今さら何を思い何を言っても結果は変わらない。
それでもあの時の迷いが結果的に愛莉に無茶をさせることとなったと思うとやっぱり悔しかった。
ガチャ
屋上と校舎を繋ぐ扉が開く。
照麻はそのことに気付いていながら無視した。
別に今は誰かと話したい、誰かと会いたいとも思っていないからだ。
ただ知り合いじゃないといいな、ぐらいで考えていると声が聞こえてきた。
「なに一人で抱え込んでいるんですか?」
照麻は聞こえてきた声に視線を向ける。
「もしかして落ち込んでる? ったくバカだね~。勝つときもあれば負ける時もある当然でしょ」
そこには香莉と優莉がいた。
「どうしてここに?」
「そんなの決まっています。今日ずっと照麻さんを見ていましたがどこか元気がなかったので心配になって探していたからです」
「そうそう。香莉めっちゃ心配していたんだよ。それはもう私を巻き込んで元気づけるまで帰らないと豪語する程にね!」
その言葉に香莉の顔がポッと赤い色に染まる。
「ち、ちょっと……それは言わない約束では?」
「あれ~ごめん、ゴメン。お姉ちゃん口が滑っちゃったよ~」
とぼける由香を見て、香莉が頬っぺたを膨らませて抗議する。
その様子がいつもの日常って感じがして、モヤモヤしていた照麻の心を優しく包み込んでくれるようだった。
「あはは~」
照麻は笑った。
昨日あんだけ落ち込んでいた二人がこうしていつも通りに過ごしていて。
「そうだよな。そうだよ……うん」
照麻は納得した。
別に勝敗が全てではないのだと。
終わった事をグチグチ言っても仕方がない。だったら香莉や優莉のように前を向いて今回の経験を次に活かせばいいだけじゃないかとそう思った。
「照麻さん元気出ましたか?」
「おう! ありがとうな、二人共!」
「それは良かったです」
香莉が照麻に笑みを向けてくれた。
「ちなみに由香ちゃんは?」
「今日は実家。本当は今日俺の所に泊まる予定だったみたいなんだけど、両親から帰ってこいって言われて「ちょっと文句を言ってきます!」って言ってさっき帰った」
「おぉ~何とも言えない所で怒ってるね……」
優莉の表情から笑みが消えて、困惑の表情になった。
香莉もこれには流石に驚いているのか、口元を手で隠している。
「あはは……」
照麻は苦笑いをする。
「だったらこの後お一人ですか?」
「うん」
「なら決まりですね。
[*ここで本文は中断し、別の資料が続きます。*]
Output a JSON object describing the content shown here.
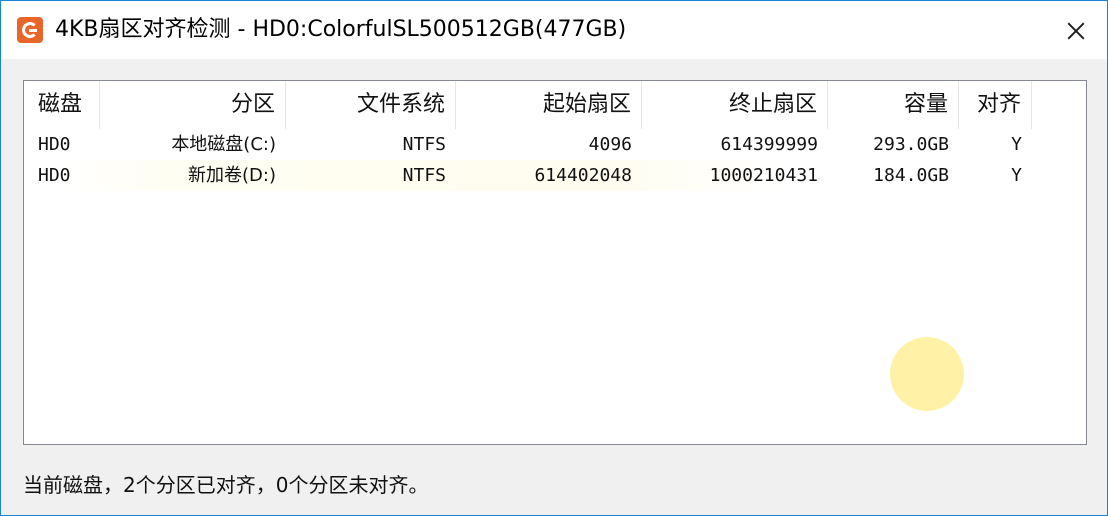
{
  "window": {
    "title": "4KB扇区对齐检测 - HD0:ColorfulSL500512GB(477GB)",
    "icon": "diskgenius-app-icon",
    "close_icon": "close-icon",
    "accent_color": "#e8662a"
  },
  "table": {
    "columns": [
      {
        "label": "磁盘"
      },
      {
        "label": "分区"
      },
      {
        "label": "文件系统"
      },
      {
        "label": "起始扇区"
      },
      {
        "label": "终止扇区"
      },
      {
        "label": "容量"
      },
      {
        "label": "对齐"
      }
    ],
    "rows": [
      {
        "disk": "HD0",
        "partition": "本地磁盘(C:)",
        "filesystem": "NTFS",
        "start_sector": "4096",
        "end_sector": "614399999",
        "capacity": "293.0GB",
        "aligned": "Y"
      },
      {
        "disk": "HD0",
        "partition": "新加卷(D:)",
        "filesystem": "NTFS",
        "start_sector": "614402048",
        "end_sector": "1000210431",
        "capacity": "184.0GB",
        "aligned": "Y"
      }
    ]
  },
  "status": {
    "text": "当前磁盘，2个分区已对齐，0个分区未对齐。"
  }
}
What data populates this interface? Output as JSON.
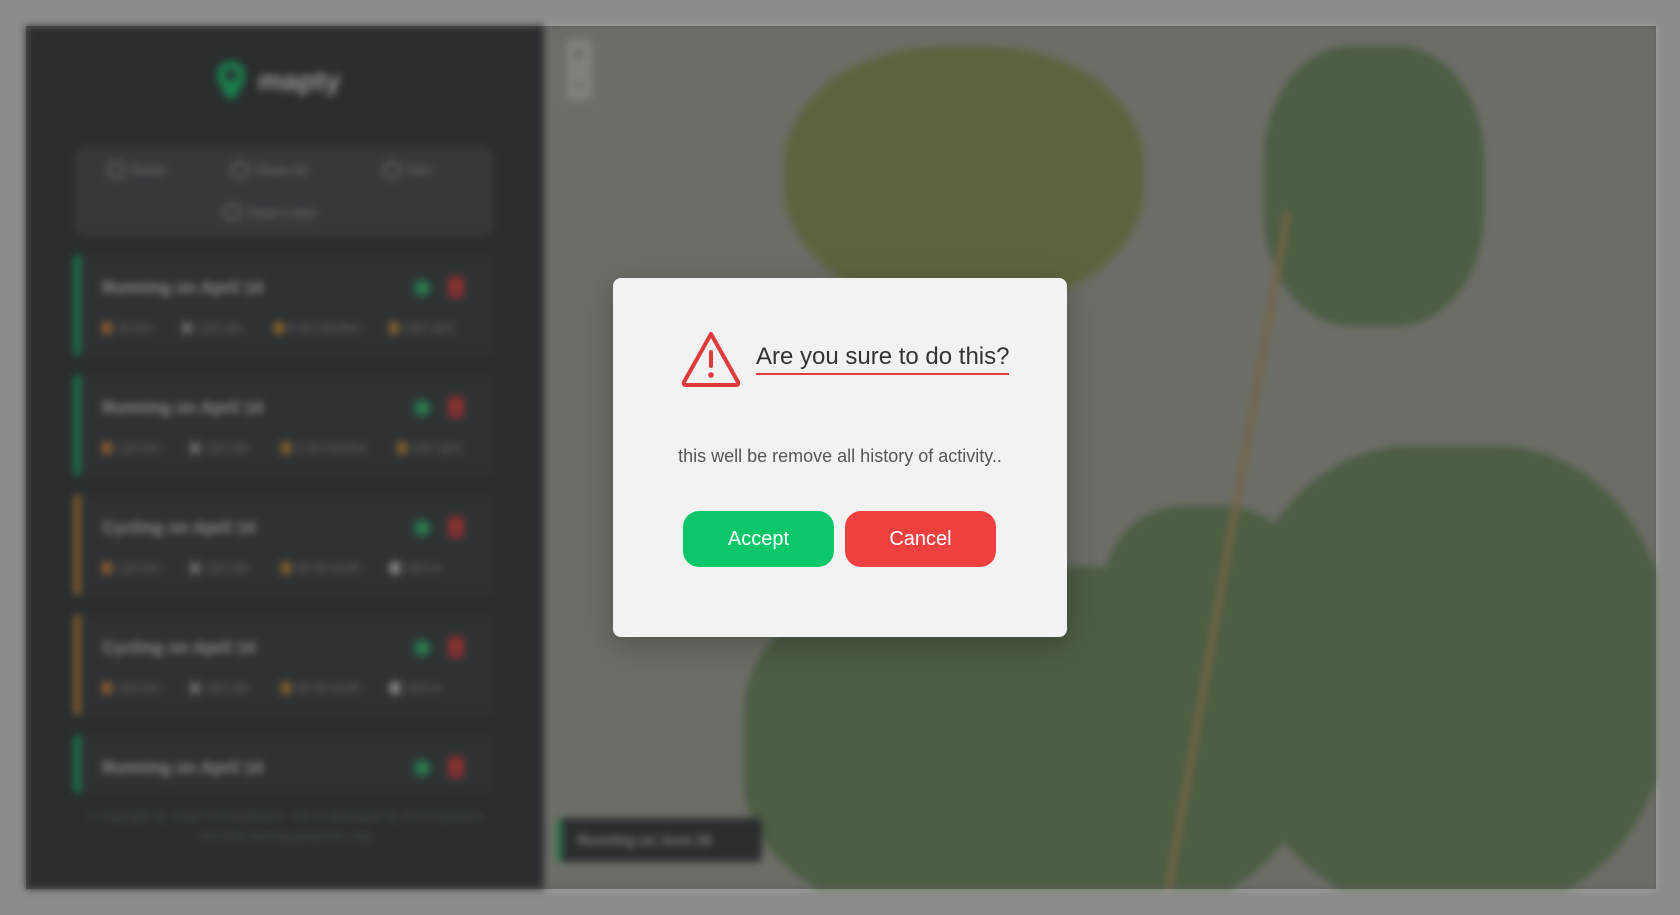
{
  "app": {
    "logo_text": "mapty"
  },
  "controls": {
    "reset": "Reset",
    "show_all": "Show All",
    "sort": "Sort",
    "draw_lines": "Draw Lines"
  },
  "workouts": [
    {
      "title": "Running on April 14",
      "type": "running",
      "color": "#0cc76a",
      "stats": [
        "20 km",
        "120 min",
        "6.00 min/km",
        "165 spm"
      ]
    },
    {
      "title": "Running on April 14",
      "type": "running",
      "color": "#0cc76a",
      "stats": [
        "120 km",
        "120 min",
        "1.00 min/km",
        "100 spm"
      ]
    },
    {
      "title": "Cycling on April 14",
      "type": "cycling",
      "color": "#e3952b",
      "stats": [
        "120 km",
        "120 min",
        "60.00 km/h",
        "200 m"
      ]
    },
    {
      "title": "Cycling on April 14",
      "type": "cycling",
      "color": "#e3952b",
      "stats": [
        "100 km",
        "100 min",
        "60.00 km/h",
        "100 m"
      ]
    },
    {
      "title": "Running on April 14",
      "type": "running",
      "color": "#0cc76a",
      "stats": []
    }
  ],
  "copyright": "© Copyright by Jonas Schmedtmann. This is developed by me for practice. Use it for learning purposes only.",
  "map": {
    "popup_text": "Running on June 29",
    "zoom_in": "+",
    "zoom_out": "−"
  },
  "modal": {
    "title": "Are you sure to do this?",
    "message": "this well be remove all history of activity..",
    "accept_label": "Accept",
    "cancel_label": "Cancel",
    "icon": "warning-triangle-icon"
  },
  "colors": {
    "accept": "#0cc76a",
    "cancel": "#ef4040",
    "warning": "#e03b3b"
  }
}
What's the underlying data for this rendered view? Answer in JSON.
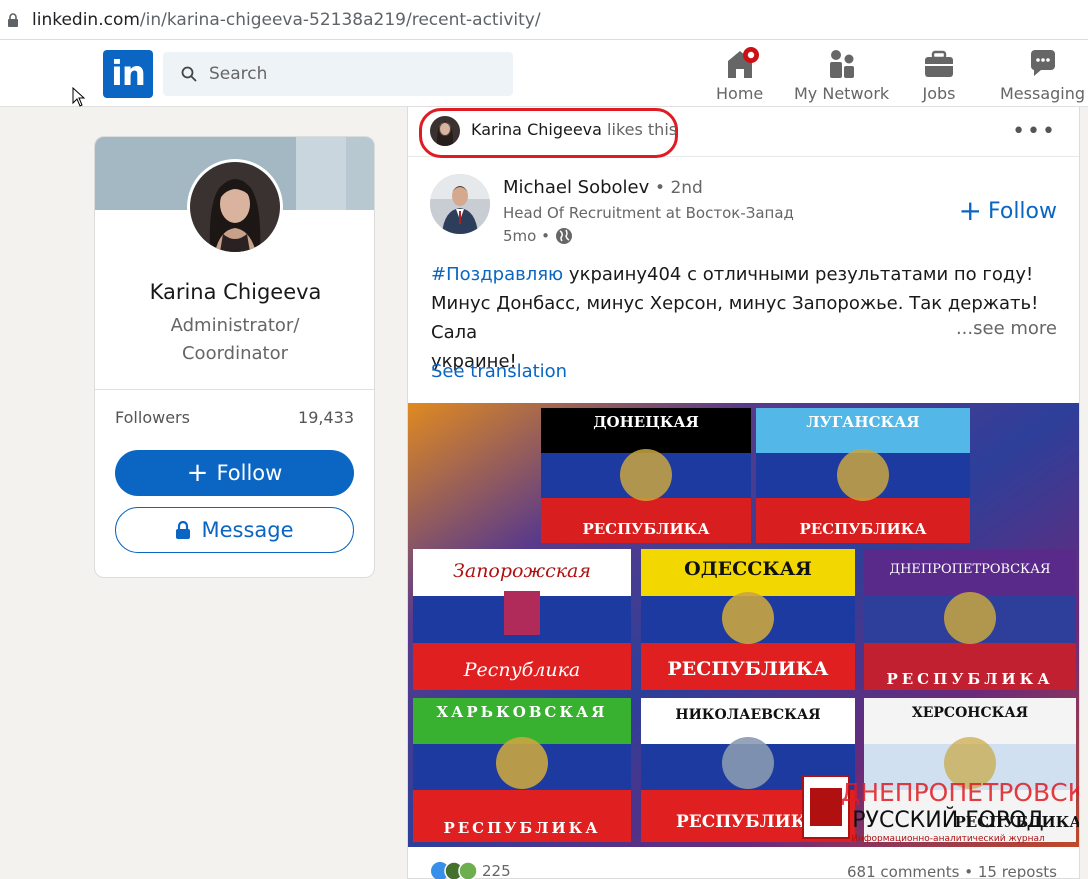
{
  "browser": {
    "url_domain": "linkedin.com",
    "url_path": "/in/karina-chigeeva-52138a219/recent-activity/"
  },
  "header": {
    "logo_text": "in",
    "search_placeholder": "Search",
    "nav": [
      {
        "label": "Home",
        "icon": "home-icon"
      },
      {
        "label": "My Network",
        "icon": "network-icon"
      },
      {
        "label": "Jobs",
        "icon": "briefcase-icon"
      },
      {
        "label": "Messaging",
        "icon": "messaging-icon"
      }
    ]
  },
  "profile": {
    "name": "Karina Chigeeva",
    "title": "Administrator/ Coordinator",
    "followers_label": "Followers",
    "followers_count": "19,433",
    "follow_label": "Follow",
    "message_label": "Message"
  },
  "post": {
    "liker_name": "Karina Chigeeva",
    "liker_action": "likes this",
    "author_name": "Michael Sobolev",
    "author_degree": "• 2nd",
    "author_headline": "Head Of Recruitment at Восток-Запад",
    "time": "5mo •",
    "follow_label": "Follow",
    "hashtag": "#Поздравляю",
    "text_line1_rest": " украину404 с отличными результатами по году!",
    "text_line2": "Минус Донбасс, минус Херсон, минус Запорожье. Так держать! Сала",
    "text_line3": "украине!",
    "see_more": "...see more",
    "see_translation": "See translation",
    "reaction_count": "225",
    "comments_reposts": "681 comments • 15 reposts",
    "image_flags": [
      {
        "top": "ДОНЕЦКАЯ",
        "bottom": "РЕСПУБЛИКА"
      },
      {
        "top": "ЛУГАНСКАЯ",
        "bottom": "РЕСПУБЛИКА"
      },
      {
        "top": "Запорожская",
        "bottom": "Республика"
      },
      {
        "top": "ОДЕССКАЯ",
        "bottom": "РЕСПУБЛИКА"
      },
      {
        "top": "ДНЕПРОПЕТРОВСКАЯ",
        "bottom": "РЕСПУБЛИКА"
      },
      {
        "top": "ХАРЬКОВСКАЯ",
        "bottom": "РЕСПУБЛИКА"
      },
      {
        "top": "НИКОЛАЕВСКАЯ",
        "bottom": "РЕСПУБЛИКА"
      },
      {
        "top": "ХЕРСОНСКАЯ",
        "bottom": "РЕСПУБЛИКА"
      }
    ],
    "image_watermark_top": "ДНЕПРОПЕТРОВСК",
    "image_watermark_main": "РУССКИЙ ГОРОД",
    "image_watermark_sub": "Информационно-аналитический журнал"
  },
  "colors": {
    "brand_blue": "#0a66c2",
    "highlight_red": "#e01b24"
  }
}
私が今日ご馳走しますので一緒に食べましょう。落ち込んだ時は皆でご飯を食べて楽しい時間を過ごして元気になるのが一番ですから!」
そう言って香莉は照麻に何も言わせないまま、左手首を掴み歩き出した。
「悪いけど今日は付き合ってあげて。香莉本当に心配してたから」
小走りで隣に来た優莉が照麻だけに聞こえるように小声でそう呟いた。そして優莉からも右手を掴まれ、周りから見たら悪いことをした人にしか見えないような格好で一緒に学園を出る。
校門の手前で愛莉がいたので四人は合流して帰った。